List the elements of the following sets:
(1) {factor of 24}.
(2) {Negative integers greater than _9}.
(3) {Integers whose squares are less than 200 but greater than 40}.
(4) {Odd positive numbers less than 30}.
(Q2) Given that Y={multiples of 3 less than 20}, find the number of proper subsets of Y?
Q2: There are 6 members in Y: 3,6,9,12,15,18, so there are 2^6-2 = 62 proper subsets
surely you can handle the other items ...
#3 starts with
7^2 = 49
8^2 = 64
...
14^2 = 196
(1) The factors of 24 are: 1, 2, 3, 4, 6, 8, 12, and 24.
(2) The negative integers greater than -9 are: -8, -7, -6, -5, -4, -3, -2, and -1.
(3) The integers whose squares are less than 200 but greater than 40 are: -13, -12, -11, -10, -9, -8, -7, -6, -5, -4, -3, -2, -1, 0, 1, 2, 3, 4, 5, 6, 7, 8, 9, 10, 11, 12, and 13.
(4) The odd positive numbers less than 30 are: 1, 3, 5, 7, 9, 11, 13, 15, 17, 19, 21, 23, 25, and 27.
(Q2) To find the number of proper subsets of Y, we need to use the formula 2^n, where n represents the number of elements in the set.
Since Y is the set of multiples of 3 less than 20, we can count the number of multiples of 3 less than 20: 3, 6, 9, 12, 15, and 18.
Therefore, the number of proper subsets of Y is 2^6 = 64.
To find the elements of each set, we need to check the conditions given in the set.
(1) {factor of 24}:
The factors of 24 are the numbers that divide 24 without leaving a remainder. The factors of 24 are 1, 2, 3, 4, 6, 8, 12, and 24.
So, the elements of the set {factor of 24} are: {1, 2, 3, 4, 6, 8, 12, 24}.
(2) {Negative integers greater than -9}:
The negative integers greater than -9 are -8, -7, -6, -5, -4, -3, -2, and -1.
So, the elements of the set {Negative integers greater than -9} are: {-8, -7, -6, -5, -4, -3, -2, -1}.
(3) {Integers whose squares are less than 200 but greater than 40}:
To find the integers whose squares satisfy the condition, we need to find the integers whose squares fall between 40 and 200. The integers whose squares satisfy this condition are 7, 8, 9, 10, 11, 12, and 13.

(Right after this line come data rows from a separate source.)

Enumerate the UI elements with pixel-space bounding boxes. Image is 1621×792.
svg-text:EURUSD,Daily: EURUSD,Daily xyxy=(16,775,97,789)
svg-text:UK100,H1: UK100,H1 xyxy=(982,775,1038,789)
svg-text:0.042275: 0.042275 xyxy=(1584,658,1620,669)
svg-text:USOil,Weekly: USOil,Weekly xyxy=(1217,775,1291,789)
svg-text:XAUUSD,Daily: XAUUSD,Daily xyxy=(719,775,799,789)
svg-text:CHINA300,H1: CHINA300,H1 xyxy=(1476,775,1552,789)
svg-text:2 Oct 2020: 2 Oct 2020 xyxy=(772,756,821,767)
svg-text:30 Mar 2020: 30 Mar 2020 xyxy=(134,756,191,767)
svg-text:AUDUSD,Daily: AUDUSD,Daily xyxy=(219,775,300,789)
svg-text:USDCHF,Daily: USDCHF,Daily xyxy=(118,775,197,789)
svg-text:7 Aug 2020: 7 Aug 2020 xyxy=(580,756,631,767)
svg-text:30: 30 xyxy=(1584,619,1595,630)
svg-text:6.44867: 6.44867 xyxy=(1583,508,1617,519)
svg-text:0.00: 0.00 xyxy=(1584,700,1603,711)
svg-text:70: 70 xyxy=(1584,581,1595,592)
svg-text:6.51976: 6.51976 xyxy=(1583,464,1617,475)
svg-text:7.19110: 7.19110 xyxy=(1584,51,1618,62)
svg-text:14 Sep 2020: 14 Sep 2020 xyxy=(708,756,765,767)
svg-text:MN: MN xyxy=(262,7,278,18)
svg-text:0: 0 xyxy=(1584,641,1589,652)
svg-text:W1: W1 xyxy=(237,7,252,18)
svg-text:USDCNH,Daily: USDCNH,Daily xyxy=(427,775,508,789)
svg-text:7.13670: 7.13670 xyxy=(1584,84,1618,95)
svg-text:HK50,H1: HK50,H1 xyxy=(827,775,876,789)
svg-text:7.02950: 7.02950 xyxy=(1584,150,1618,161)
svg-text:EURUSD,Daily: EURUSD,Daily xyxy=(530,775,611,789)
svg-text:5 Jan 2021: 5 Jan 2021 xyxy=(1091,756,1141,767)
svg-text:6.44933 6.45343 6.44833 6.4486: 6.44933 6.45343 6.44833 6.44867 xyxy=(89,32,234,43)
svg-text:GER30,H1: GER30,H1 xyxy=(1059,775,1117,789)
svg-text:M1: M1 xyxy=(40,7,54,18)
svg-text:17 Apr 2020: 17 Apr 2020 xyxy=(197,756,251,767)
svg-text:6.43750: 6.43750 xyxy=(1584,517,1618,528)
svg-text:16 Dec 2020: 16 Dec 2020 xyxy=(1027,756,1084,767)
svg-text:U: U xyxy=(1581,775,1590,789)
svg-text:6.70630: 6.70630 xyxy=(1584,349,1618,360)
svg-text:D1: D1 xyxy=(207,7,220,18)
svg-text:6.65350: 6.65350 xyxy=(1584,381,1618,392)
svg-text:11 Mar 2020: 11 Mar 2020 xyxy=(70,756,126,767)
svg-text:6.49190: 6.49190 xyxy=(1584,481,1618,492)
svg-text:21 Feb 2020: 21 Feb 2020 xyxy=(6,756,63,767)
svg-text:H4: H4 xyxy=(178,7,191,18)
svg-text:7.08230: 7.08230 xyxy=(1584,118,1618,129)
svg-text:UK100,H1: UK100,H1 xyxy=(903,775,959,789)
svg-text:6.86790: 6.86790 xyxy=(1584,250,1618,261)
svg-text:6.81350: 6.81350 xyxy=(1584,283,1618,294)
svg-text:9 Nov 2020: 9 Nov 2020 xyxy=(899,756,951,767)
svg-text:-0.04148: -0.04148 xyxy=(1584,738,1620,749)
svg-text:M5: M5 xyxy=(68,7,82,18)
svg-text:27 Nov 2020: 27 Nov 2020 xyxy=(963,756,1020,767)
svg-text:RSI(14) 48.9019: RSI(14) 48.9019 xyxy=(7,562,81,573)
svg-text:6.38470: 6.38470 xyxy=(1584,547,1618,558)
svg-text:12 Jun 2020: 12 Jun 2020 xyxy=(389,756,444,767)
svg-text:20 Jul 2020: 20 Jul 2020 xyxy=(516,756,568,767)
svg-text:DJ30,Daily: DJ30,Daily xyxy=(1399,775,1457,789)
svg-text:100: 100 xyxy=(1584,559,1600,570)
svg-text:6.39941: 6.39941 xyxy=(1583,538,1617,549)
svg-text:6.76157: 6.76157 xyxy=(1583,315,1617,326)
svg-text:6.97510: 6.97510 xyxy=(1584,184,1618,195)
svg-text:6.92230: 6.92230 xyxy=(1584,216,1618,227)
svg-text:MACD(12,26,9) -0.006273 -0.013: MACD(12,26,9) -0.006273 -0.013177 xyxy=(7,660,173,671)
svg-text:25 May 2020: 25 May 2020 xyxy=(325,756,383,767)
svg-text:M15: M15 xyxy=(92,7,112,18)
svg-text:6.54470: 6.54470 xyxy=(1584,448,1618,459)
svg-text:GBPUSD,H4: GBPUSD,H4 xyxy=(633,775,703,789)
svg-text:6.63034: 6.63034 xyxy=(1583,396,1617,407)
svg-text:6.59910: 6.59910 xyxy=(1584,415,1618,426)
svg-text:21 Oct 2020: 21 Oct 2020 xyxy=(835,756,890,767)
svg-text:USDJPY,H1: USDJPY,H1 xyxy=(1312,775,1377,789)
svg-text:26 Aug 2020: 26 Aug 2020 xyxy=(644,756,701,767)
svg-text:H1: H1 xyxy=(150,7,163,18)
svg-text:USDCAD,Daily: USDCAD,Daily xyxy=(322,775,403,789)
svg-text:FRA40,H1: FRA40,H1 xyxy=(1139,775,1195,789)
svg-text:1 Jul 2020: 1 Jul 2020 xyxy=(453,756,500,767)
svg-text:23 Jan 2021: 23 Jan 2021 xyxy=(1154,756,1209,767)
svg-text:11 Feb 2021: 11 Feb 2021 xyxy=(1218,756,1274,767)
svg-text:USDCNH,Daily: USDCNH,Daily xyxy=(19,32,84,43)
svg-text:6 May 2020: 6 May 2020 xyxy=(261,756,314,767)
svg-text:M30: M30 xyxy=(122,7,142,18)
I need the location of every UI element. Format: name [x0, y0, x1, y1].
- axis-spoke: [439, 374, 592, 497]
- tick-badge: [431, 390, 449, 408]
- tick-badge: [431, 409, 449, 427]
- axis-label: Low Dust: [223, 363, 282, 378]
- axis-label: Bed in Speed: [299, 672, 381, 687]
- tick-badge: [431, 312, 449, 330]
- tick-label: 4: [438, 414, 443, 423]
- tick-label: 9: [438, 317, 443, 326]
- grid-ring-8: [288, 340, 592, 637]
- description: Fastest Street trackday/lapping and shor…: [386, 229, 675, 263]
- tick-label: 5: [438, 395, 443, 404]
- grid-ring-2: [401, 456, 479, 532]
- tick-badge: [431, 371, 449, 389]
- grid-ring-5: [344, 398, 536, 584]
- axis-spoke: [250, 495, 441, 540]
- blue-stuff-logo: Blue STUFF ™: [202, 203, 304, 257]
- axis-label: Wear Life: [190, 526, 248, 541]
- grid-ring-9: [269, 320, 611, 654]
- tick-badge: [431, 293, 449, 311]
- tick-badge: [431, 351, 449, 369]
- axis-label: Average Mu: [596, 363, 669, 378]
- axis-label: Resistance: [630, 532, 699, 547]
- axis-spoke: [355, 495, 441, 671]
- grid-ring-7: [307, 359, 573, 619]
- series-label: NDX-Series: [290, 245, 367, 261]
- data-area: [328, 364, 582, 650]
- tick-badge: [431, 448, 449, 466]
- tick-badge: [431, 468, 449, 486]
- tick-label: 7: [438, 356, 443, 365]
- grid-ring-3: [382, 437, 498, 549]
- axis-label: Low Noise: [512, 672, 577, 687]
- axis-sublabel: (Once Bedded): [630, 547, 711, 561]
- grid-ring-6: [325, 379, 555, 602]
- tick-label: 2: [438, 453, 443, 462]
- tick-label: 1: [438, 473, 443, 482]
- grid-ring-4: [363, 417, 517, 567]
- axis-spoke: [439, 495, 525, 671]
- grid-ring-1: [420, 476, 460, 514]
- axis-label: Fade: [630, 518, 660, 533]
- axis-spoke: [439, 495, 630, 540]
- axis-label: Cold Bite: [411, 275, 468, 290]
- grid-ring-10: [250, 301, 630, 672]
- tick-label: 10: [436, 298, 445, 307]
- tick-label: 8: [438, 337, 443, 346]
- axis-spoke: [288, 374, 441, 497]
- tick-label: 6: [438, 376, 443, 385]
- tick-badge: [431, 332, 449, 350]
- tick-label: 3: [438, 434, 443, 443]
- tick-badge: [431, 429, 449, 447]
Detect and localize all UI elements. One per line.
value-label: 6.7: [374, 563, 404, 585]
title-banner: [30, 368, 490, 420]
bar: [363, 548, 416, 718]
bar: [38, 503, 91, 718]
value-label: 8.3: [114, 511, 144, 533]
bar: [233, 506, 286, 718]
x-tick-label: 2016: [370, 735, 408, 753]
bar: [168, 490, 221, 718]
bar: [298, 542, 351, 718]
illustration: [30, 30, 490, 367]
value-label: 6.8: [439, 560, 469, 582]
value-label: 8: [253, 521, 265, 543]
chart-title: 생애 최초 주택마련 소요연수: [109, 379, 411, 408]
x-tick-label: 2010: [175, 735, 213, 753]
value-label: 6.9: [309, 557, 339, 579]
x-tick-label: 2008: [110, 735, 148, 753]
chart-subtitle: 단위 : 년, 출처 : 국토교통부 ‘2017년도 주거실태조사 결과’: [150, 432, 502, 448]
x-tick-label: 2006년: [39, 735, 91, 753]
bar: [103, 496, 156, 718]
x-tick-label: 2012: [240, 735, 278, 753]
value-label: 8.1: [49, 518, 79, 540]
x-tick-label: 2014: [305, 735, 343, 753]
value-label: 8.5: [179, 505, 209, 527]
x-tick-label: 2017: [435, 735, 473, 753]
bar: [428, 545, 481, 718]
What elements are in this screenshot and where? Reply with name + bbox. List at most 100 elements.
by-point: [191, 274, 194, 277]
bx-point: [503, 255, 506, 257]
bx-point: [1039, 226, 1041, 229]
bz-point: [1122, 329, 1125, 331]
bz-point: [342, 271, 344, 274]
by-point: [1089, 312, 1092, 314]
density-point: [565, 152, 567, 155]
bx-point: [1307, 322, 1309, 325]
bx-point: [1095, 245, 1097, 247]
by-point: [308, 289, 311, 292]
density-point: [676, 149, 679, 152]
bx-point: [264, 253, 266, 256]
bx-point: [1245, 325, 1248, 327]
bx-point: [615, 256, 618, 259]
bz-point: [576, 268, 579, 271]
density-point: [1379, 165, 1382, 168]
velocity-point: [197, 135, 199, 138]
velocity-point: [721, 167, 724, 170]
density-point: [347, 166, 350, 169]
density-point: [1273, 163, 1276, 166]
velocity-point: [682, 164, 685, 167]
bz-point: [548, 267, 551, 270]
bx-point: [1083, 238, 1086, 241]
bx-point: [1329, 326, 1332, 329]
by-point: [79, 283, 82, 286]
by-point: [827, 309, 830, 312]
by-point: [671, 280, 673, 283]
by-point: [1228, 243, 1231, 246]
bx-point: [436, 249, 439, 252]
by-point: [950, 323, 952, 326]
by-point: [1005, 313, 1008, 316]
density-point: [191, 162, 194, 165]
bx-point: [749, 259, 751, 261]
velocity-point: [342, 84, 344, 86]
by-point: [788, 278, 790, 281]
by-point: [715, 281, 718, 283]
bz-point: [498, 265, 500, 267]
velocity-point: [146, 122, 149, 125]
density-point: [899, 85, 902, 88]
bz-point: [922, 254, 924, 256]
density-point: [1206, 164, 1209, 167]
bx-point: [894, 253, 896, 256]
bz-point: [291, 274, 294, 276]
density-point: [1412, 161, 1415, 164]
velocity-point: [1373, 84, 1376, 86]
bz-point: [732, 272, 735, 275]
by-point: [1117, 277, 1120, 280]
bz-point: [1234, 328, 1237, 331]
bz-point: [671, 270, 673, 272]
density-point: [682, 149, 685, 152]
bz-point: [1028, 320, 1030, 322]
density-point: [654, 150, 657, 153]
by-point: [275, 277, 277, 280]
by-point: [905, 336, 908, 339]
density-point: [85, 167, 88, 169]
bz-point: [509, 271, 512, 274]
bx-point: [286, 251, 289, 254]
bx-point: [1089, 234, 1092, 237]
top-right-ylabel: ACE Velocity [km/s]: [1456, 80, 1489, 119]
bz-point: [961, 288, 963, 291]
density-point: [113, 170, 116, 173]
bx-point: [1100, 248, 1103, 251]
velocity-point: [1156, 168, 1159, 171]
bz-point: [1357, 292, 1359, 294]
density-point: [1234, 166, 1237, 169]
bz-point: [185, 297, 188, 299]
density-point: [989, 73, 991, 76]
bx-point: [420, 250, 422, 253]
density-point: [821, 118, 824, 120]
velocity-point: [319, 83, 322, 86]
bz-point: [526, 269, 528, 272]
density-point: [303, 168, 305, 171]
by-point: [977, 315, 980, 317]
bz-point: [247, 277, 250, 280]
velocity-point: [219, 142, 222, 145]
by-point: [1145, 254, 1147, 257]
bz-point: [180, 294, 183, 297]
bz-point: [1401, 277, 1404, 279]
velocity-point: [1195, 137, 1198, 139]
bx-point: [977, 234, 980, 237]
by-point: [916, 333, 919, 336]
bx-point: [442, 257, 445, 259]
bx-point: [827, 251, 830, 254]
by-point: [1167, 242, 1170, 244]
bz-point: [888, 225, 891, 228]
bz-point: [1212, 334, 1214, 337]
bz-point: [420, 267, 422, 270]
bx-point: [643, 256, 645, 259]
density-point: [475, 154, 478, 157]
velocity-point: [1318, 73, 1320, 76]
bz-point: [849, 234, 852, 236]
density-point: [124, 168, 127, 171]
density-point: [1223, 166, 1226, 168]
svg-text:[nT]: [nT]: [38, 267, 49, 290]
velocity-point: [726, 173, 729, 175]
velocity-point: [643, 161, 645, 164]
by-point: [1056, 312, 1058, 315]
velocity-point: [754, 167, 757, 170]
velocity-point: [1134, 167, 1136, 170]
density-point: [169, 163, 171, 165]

So, the elements of the set {Integers whose squares are less than 200 but greater than 40} are: {7, 8, 9, 10, 11, 12, 13}.
(4) {Odd positive numbers less than 30}:
The odd positive numbers less than 30 are 1, 3, 5, 7, 9, 11, 13, 15, 17, 19, 21, 23, 25, 27, and 29.
So, the elements of the set {Odd positive numbers less than 30} are: {1, 3, 5, 7, 9, 11, 13, 15, 17, 19, 21, 23, 25, 27, 29}.
(Q2) To find the number of proper subsets of Y={multiples of 3 less than 20}, we need to calculate 2^n - 1, where n is the number of elements in set Y.
The number of elements in set Y is the number of multiples of 3 less than 20, which are 3, 6, 9, 12, 15, and 18. So, n = 6.
Now, we can calculate the number of proper subsets using the formula: 2^n - 1.
Substituting n = 6, we have:
2^6 - 1 = 64 - 1 = 63.
Therefore, there are 63 proper subsets of Y.